Kommentar |
Die Rede wie das Drama rechnet mit einem bestimmten Gebrauch des Körpers. Dieser Gebrauch ist barocken und klassischen Texten gleichermaßen eingeschrieben - teils durch explizite Anweisungen, mehr aber noch durch die kanonisierten Techniken der Aufführungspraxis. Viele Techniken aus dem Theater ergaben sich aus den damaligen Bühnengegebenheiten. Der Einsatz von Mimik und Gestik basiert hingegen zum großen Teil auf antiken Regeln zur "Elocutio", dem Teil der Redekunst also, der darauf abzielt, die strukturierten und memorierten Inhalte überzeugend und wirkungsvoll mit Körper und Stimme darzustellen. Der aufführungspraktische Teil der Rhetorik lieferte nicht nur Regeln für Schauspieler, sondern für jeden, der sich öffentlich zu produzieren hatte, wie etwa Juristen oder Prediger. Das Vortragen von Reden und die Aufführung von Dramen gehörten daher zum Ausbildungsprogramm adliger wie bürgerlicher Bildungseinrichtungen.
Auf der Basis der überlieferten Rhetorik- und Schauspielschulen, angefangen von antiken Autoren wie Quintilian und Cicero bis hin zu "modernen" Schauspiellehren des 18. Jahrhunderts [Franciscus Lang (1727) Gilbert Austin (1806) und Johann Wolfgang von Goethe (1803)] möchte ich die grundsätzlichen klassischen Prinzipien von Körperhaltung, Gang, Gestik und Mimik vermitteln und zeigen, wie klassische Übungstexte, sowie Szenen und Monologe aus Dramen der Frühaufklärung auf diese Weise stilgerecht umgesetzt werden können.

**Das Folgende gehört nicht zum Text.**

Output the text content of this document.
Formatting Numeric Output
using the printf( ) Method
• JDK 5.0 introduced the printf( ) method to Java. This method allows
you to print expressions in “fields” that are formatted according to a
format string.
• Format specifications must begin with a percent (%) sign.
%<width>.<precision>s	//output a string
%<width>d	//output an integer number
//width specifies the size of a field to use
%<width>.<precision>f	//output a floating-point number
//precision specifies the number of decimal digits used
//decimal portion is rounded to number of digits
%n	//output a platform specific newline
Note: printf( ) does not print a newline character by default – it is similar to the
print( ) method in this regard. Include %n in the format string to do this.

Ziel des Kurses ist - nach barockem Vorbild - die erlernten Fähigkeiten abschließend in einem theatralischen Actus auf einer Barockbühne zu erproben und vorzuführen. Abgesehen von dem historischen Erkenntnisgewinn ermöglicht der Kurs den TeilnehmerInnen die Erfahrung, dass die Prinzipien der klassischen Schauspielkunst auch heute noch hilfreich sind, um eine klare Körpersprache und sichere Bühnenpräsenz zu entwickeln. Je nach Größe und Zusammenstellung des Workshops wird es sich bei der Präsentation um eine Abfolge von choreographierten Monologen, Dialogen oder sogar um ein kleines Dramolett handeln (z. B. ein Teil aus Anton Ulrichs "Regier-Kunst Schatten"). |
Bemerkung |
Der Kurs ist in zwei Blöcke aufgeteilt:
Im ersten Block steht die Vermittlung der grundsätzlichen Prinzipien und Techniken der klassischen Gestik und Schauspielkunst im Vordergrund.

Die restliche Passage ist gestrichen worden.